The road winds through lush olive groves and forests, up and down hills until it meanders along a river for a while. By the side of the road, we spot a fountain with two taps, from which a number of school children seem to be drinking. We need to refill our water tank, so we turn around and park up by the fountain. Immediately, we are surrounded by about 100 kids (the school is nearby), all wanting to speak to us in French or English. Talking Arabic backfires, they roll around laughing and crack jokes at our cost. So we stick to English and French.

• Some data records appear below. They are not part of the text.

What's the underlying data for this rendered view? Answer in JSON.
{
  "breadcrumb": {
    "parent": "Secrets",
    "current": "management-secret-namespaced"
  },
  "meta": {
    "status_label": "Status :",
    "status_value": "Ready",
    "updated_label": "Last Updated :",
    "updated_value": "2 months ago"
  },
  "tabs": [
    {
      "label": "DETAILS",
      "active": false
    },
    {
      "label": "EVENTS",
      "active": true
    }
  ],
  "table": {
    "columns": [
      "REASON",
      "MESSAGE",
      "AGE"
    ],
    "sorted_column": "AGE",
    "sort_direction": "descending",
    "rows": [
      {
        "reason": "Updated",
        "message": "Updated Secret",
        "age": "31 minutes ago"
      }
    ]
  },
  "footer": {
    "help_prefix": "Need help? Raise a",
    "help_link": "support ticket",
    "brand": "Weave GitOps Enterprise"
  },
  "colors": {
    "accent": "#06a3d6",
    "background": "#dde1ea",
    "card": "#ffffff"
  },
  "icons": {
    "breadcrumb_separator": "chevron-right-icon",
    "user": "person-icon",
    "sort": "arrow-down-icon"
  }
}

They are friendly, but the boys are quite cocky, and there is a sense that with this amount of kids, things could also quickly turn into something else. Anyway, we go about getting our water while they chat to us.


The girls are more shy and in the background to start with, but soon they come forward too. At some point, they all crowd onto the road to catch a glimpse of the inside of our van, stopping all traffic for a few minutes and Frank resorting to crowd control measures. As soon as they see our stuff in the van, they start to engage in merchandising. They want our bikes, our clothes, anything really. It seems a lighthearted banter, but with an edge of the serious about it. It’s almost as if they are practising for adulthood – or is it a way of expressing an appreciation for someone else’s possessions?


By the end, they all want to take selfies with us in them. Quite a few have mobile phones.

We drive on a few more kilometres and then stop off to have Frank’s lamb stew and a lunch-time nap. Around 4pm, we journey on, and the road deteriorates rapidly. We come across a very ramshackle but busy town called Tlata Beni Hmed, where we stop off to buy some bread and fruit. The police comes over to check our passports, then we’re rumbling down steep hills on dusty roads, only occasionally meeting or being overtaken by other cars. While Frank concentrates on the potholes in the road, I see Berber women with donkeys and sheep, carrying children in cloths on their backs, riding side-saddle on donkeys that are laden with olive sacks.

We see several olive presses, where many people sit on sacks full of olives, waiting their turn, and the aroma of freshly pressed olives reaches us as we drive by.

The houses have earthen walls and corrugated tin roofs, or are wholly constructed from corrugated iron. This must be so hot in the summer and so cold in the winter.

It’s getting dark, so we are looking for a place for the night. We stop by the side of a cafĂ© where a group of men are watching football, drinking tea and smoking Kif. Some play cards, using lumps of dope for cash. The owner is friendly and allows us to park up by the side of the bar. We think we’re going to be fine for the night, but after dark, a guy knocks on the door and expresses his worry about safety. After a quick phone call, he leads us 2km further up the hill to the local commune in the middle of a little town. A quick handshake and a good-bye, no money has changed hands for this service, he just helped us out of a genuine concern for our safety. We don’t know his position in the community, but he was a local and obviously concerned that they don’t want trouble for tourists in this community. We feel very safe and looked after.

Around 8pm, our fire is going, I’m settled in writing the blog and Frank is whittling a piece of olive wood to make a pan handle. It’s been another very rich day!